İki firma sahibi görüşüyor. Dertler ortak olduğuna göre tek konuşulan konu da kriz oluyor. Biri söze başlıyor, “X Makina firması 70 kişiyi işten çıkarmış!” Diğeri hemen sözü alıyor, “Hayır 300 kişi çıkarmış, durumları çok kötü diyorlar”!
Akıllarda beliren ilk algı şu oluyor: “Sektörün en büyükleri bile küçülmek zorunda kaldığına göre, demek ki benim de küçülmem lazım”.
Hemen ardından yatırım kararlarını iptal etmeler, pazar payını kaybetme pahasına tanıtım ve pazarlama faaliyetlerini durdurmalar, alacaklılarına bir sürü entrikalar, 5-10 gün sonra maaş ödeyeceği parasıyla döviz almalar ve işten çıkarmalar…

***

Oysa bunların hiçbirini yapmadan önce X Makina firmasına bir sorsa, “işçi çıkardın mı?” diye, bu haberin asılsız olduğunu o da öğrenecek…
Bir başka asılsız haber de e-postalarla dolaşıyor ve bunları birbirimize göndermekten asla usanmıyoruz.

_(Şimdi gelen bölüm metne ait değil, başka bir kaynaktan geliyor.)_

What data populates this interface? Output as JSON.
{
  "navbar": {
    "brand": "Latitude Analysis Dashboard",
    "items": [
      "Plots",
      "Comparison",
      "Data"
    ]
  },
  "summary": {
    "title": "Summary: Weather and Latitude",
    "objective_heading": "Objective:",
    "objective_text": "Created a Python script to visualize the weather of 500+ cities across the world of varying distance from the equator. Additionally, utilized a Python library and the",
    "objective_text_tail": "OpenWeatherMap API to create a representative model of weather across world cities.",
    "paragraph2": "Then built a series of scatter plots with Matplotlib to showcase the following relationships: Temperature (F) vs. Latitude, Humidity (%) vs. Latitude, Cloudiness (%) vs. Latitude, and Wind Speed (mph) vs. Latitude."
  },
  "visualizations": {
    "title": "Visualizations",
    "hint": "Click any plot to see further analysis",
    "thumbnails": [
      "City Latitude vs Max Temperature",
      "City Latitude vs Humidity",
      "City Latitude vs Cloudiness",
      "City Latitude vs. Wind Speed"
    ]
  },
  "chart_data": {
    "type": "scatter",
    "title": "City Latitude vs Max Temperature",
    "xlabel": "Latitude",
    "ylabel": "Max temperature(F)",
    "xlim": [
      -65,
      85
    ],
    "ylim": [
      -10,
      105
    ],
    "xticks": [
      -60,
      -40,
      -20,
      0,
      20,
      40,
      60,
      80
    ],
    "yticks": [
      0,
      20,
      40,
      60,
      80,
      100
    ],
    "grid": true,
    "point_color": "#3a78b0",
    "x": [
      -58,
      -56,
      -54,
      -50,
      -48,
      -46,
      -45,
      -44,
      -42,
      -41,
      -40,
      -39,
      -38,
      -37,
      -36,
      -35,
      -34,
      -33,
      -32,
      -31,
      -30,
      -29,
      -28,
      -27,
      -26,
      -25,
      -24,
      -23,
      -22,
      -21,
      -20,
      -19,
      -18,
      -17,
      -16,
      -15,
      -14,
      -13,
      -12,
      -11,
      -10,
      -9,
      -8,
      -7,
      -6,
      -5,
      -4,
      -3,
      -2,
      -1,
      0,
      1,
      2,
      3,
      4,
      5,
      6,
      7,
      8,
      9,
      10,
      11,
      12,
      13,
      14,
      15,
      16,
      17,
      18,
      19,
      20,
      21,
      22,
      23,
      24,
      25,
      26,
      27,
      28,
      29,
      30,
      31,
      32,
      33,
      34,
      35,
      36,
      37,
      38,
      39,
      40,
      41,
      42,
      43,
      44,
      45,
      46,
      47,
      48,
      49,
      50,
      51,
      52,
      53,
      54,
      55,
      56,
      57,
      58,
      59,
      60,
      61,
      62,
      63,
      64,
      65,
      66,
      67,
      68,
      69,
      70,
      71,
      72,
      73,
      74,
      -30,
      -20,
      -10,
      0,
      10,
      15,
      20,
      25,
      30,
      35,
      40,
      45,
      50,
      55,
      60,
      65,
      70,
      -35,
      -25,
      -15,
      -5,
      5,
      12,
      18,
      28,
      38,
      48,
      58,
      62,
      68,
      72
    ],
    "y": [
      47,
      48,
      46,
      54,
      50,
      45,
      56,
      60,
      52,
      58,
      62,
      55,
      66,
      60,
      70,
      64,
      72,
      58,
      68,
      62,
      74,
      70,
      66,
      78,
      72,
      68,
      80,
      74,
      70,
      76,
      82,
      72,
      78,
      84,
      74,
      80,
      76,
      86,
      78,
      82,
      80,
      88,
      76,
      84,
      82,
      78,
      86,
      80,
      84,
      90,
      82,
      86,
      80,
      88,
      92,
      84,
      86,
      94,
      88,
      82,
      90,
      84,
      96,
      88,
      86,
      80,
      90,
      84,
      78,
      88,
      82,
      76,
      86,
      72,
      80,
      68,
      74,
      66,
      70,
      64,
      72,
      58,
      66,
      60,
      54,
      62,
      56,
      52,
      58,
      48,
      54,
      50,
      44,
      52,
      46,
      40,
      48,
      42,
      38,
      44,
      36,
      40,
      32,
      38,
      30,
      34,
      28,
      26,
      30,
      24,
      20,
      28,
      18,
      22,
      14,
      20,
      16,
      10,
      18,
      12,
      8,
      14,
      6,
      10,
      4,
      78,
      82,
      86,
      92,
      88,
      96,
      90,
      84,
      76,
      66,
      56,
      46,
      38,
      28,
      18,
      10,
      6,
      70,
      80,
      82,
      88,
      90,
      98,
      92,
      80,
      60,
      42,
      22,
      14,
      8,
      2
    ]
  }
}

Bu aralar içlerinde en popüler olanı şu: “Bir istihbarat alınmış, çok yakın bir zamanda büyük alışveriş merkezlerinde terör saldırıları olacakmış!”. Tamam o zaman, alışveriş de yapmayalım ki ekonomimiz tamamen çöksün…
Bazı televizyon kanallarının yayınlarına bir bakın. Tüm yayın akışında, “ekonomi çöktü, ülke elden gitti” formatı işleniyor. Sizce neden?
Kriz falan yok demiyorum. Elbette kriz var ama bu krizin derinleşmesi acaba kimlere yarıyor? Pazar payımızı kaybetmeden önce bunu bir daha düşünelim diyorum.